An algorithm recipe book would give you the ability to wield the R platform for machine learning and solve complex problems.
- You could apply algorithms and features directly.
- You could discover the code you need.
- You could understand what is going on with a glance.
- You could own the recipes and use and organize them the way you want.
- You could get the most out of the algorithms and features.
Algorithm Recipes in R
I have already blocked out examples of what these recipes could look like.
I have provided example machine learning recipes in R, grouped by algorithm type or similarity, as follows:
- Linear Regression: Ordinary Least Squares Regression, Stepwise Regression, Principal Component Regression and Partial Least Squares Regression.
- Penalized-Linear Regression: Ridge Regression, Least Absolute Shrinkage and Selection Operator (LASSO) and ElasticNet
- Non-Linear Regression: Multivariate Adaptive Regression Spines (MARS), Support Vector Machine (SVM), k-Nearest Neighbor (kNN) and Neural Network.
- Non-Linear Decision Tree Regression: Classification and Regression Trees (CART), Conditional Decision Trees, Modal Trees, Rule Systems, Bagging CART, Random Forest, Gradient Boosted Machines (GBM) and Cubist.
- Linear Classification: Logistic Regression, Linear Discriminant Analysis (LDA) and Partial Least Squares Discriminant Analysis.
- Non-Linear Classification: Mixture Discriminant Analysis (MDA), Quadratic Discriminant Analysis (QDA), Regularized Discriminant Analysis (RDA), Neural Network, Flexible Discriminant Analysis (FDA), Support Vector Machine (SVM), k-Nearest Neighbor (kNN) and Naive Bayes.
- Non-Linear Decision Tree Classification: Classification and Regression Trees (CART), C4.5, PART, Bagging CART, Random Forest, Gradient Boosted Machines (GBM) and Boosted C5.0.
I think these recipes really fit the bill of this mission.
In this post, you discovered the popularity and power of machine learning in R, but the cost of that power is the time required to harness it.
You discovered that one approach to addressing this limitation in R is to devise a recipe book of complete and standalone machine learning algorithms that you can look up and apply to your specific problems, as needed.
Finally, you saw examples of machine learning algorithm recipes in R for a wide range of algorithm type.
If you found this approach useful, I’d love to hear about it.
Thanks Jason , this article is really useful.
Very helpful for understanding algorithms in R. Thanks.
Dear Jason, As a fellow practitioner, let me say thank you very much! As you well know, it is impossible for people to know everything about everything – so your examples are great for people who understand statistics and just need a brush-up on the syntax of R.

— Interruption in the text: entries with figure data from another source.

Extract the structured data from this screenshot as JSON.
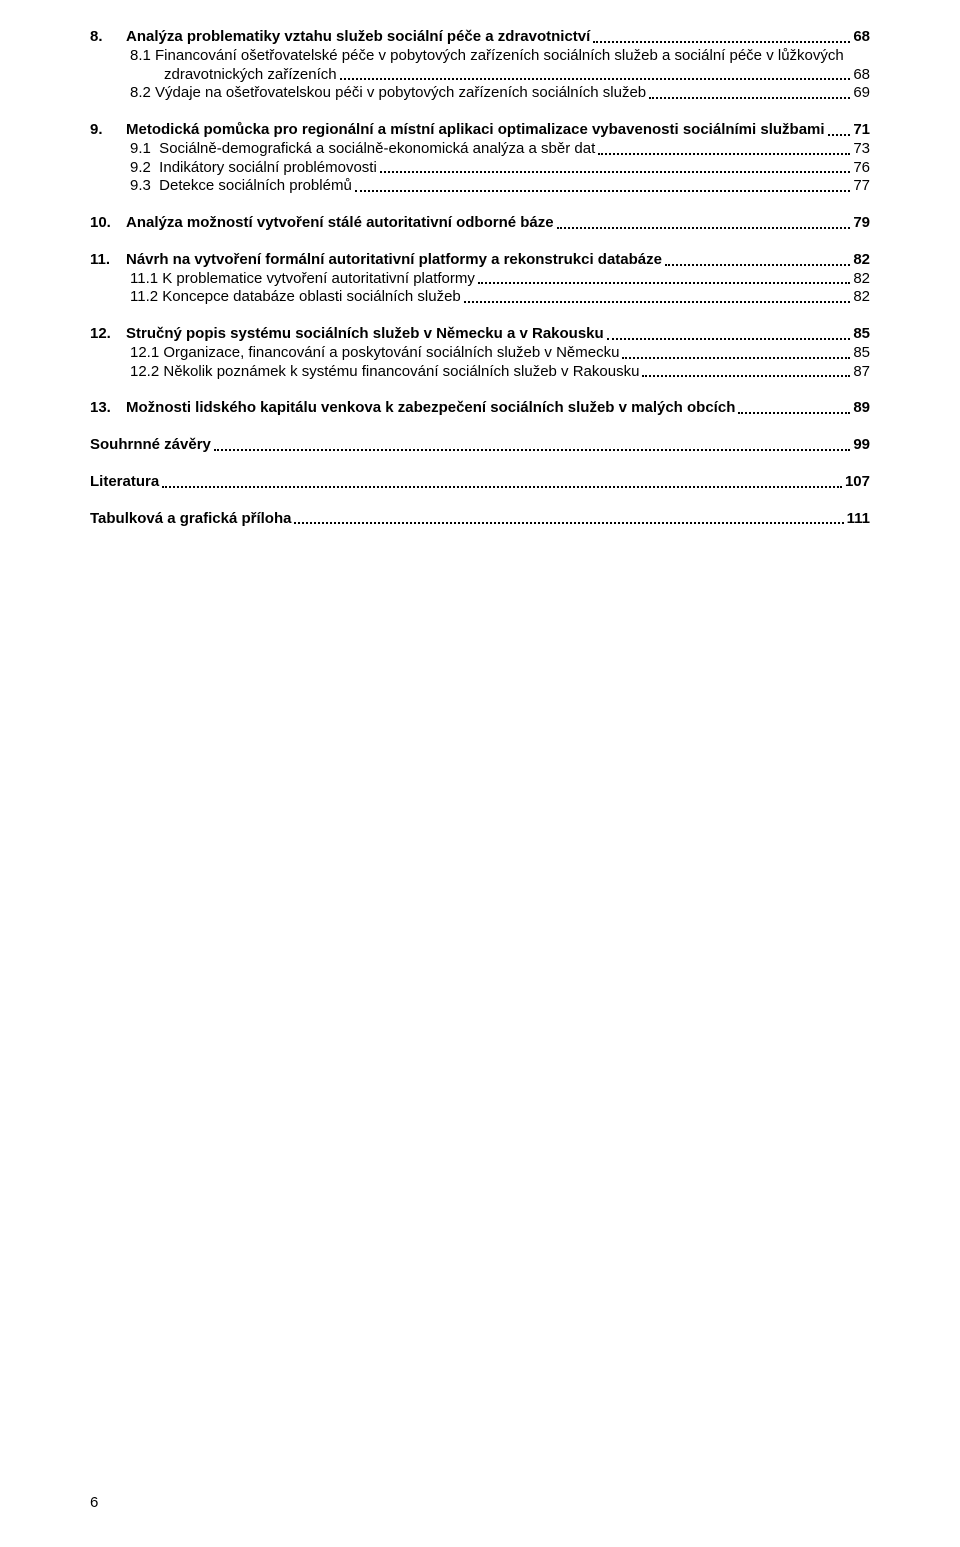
{
  "toc": {
    "font_family": "Verdana",
    "font_size_pt": 11,
    "line_height": 1.25,
    "dot_color": "#000000",
    "text_color": "#000000",
    "background_color": "#ffffff",
    "page_number": "6",
    "groups": [
      {
        "head": {
          "num": "8.",
          "title": "Analýza problematiky vztahu služeb sociální péče a zdravotnictví",
          "page": "68",
          "bold": true
        },
        "subs": [
          {
            "label": "8.1 Financování ošetřovatelské péče v pobytových zařízeních sociálních služeb a sociální péče v lůžkových zdravotnických zařízeních",
            "page": "68"
          },
          {
            "label": "8.2 Výdaje na ošetřovatelskou péči v pobytových zařízeních sociálních služeb",
            "page": "69"
          }
        ]
      },
      {
        "head": {
          "num": "9.",
          "title": "Metodická pomůcka pro regionální a místní aplikaci optimalizace vybavenosti sociálními službami",
          "page": "71",
          "bold": true
        },
        "subs": [
          {
            "label": "9.1  Sociálně-demografická a sociálně-ekonomická analýza a sběr dat",
            "page": "73"
          },
          {
            "label": "9.2  Indikátory sociální problémovosti",
            "page": "76"
          },
          {
            "label": "9.3  Detekce sociálních problémů",
            "page": "77"
          }
        ]
      },
      {
        "head": {
          "num": "10.",
          "title": "Analýza možností vytvoření stálé autoritativní odborné báze",
          "page": "79",
          "bold": true
        },
        "subs": []
      },
      {
        "head": {
          "num": "11.",
          "title": "Návrh na vytvoření formální autoritativní platformy a rekonstrukci databáze",
          "page": "82",
          "bold": true
        },
        "subs": [
          {
            "label": "11.1 K problematice vytvoření autoritativní platformy",
            "page": "82"
          },
          {
            "label": "11.2 Koncepce databáze oblasti sociálních služeb",
            "page": "82"
          }
        ]
      },
      {
        "head": {
          "num": "12.",
          "title": "Stručný popis systému sociálních služeb v Německu a v Rakousku",
          "page": "85",
          "bold": true
        },
        "subs": [
          {
            "label": "12.1 Organizace, financování a poskytování sociálních služeb v Německu",
            "page": "85"
          },
          {
            "label": "12.2 Několik poznámek k systému financování sociálních služeb v Rakousku",
            "page": "87"
          }
        ]
      },
      {
        "head": {
          "num": "13.",
          "title": "Možnosti lidského kapitálu venkova k zabezpečení sociálních služeb v malých obcích",
          "page": "89",
          "bold": true
        },
        "subs": []
      },
      {
        "head": {
          "num": "",
          "title": "Souhrnné závěry",
          "page": "99",
          "bold": true
        },
        "subs": []
      },
      {
        "head": {
          "num": "",
          "title": "Literatura",
          "page": "107",
          "bold": true
        },
        "subs": []
      },
      {
        "head": {
          "num": "",
          "title": "Tabulková a grafická příloha",
          "page": "111",
          "bold": true
        },
        "subs": []
      }
    ]
  }
}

It is one thing to know how an engine theoretically works. It is another to know how to fix the engine and use specific tools with their specific syntax.
So your recommendations are spot on and for a quick-dirty-dive into building models like an onion – you rock! Start simple and add complexity after the basics are implemented.
Thank you for your time and effort. Truly appreciate your hard work.
Very kind of you to say Rob, I’m happy you’re able to put the examples to good use.
For heart disease prediction which machine learning algorithms will correctly suits?
Test a large number of algorithms and see what works best on your specific data.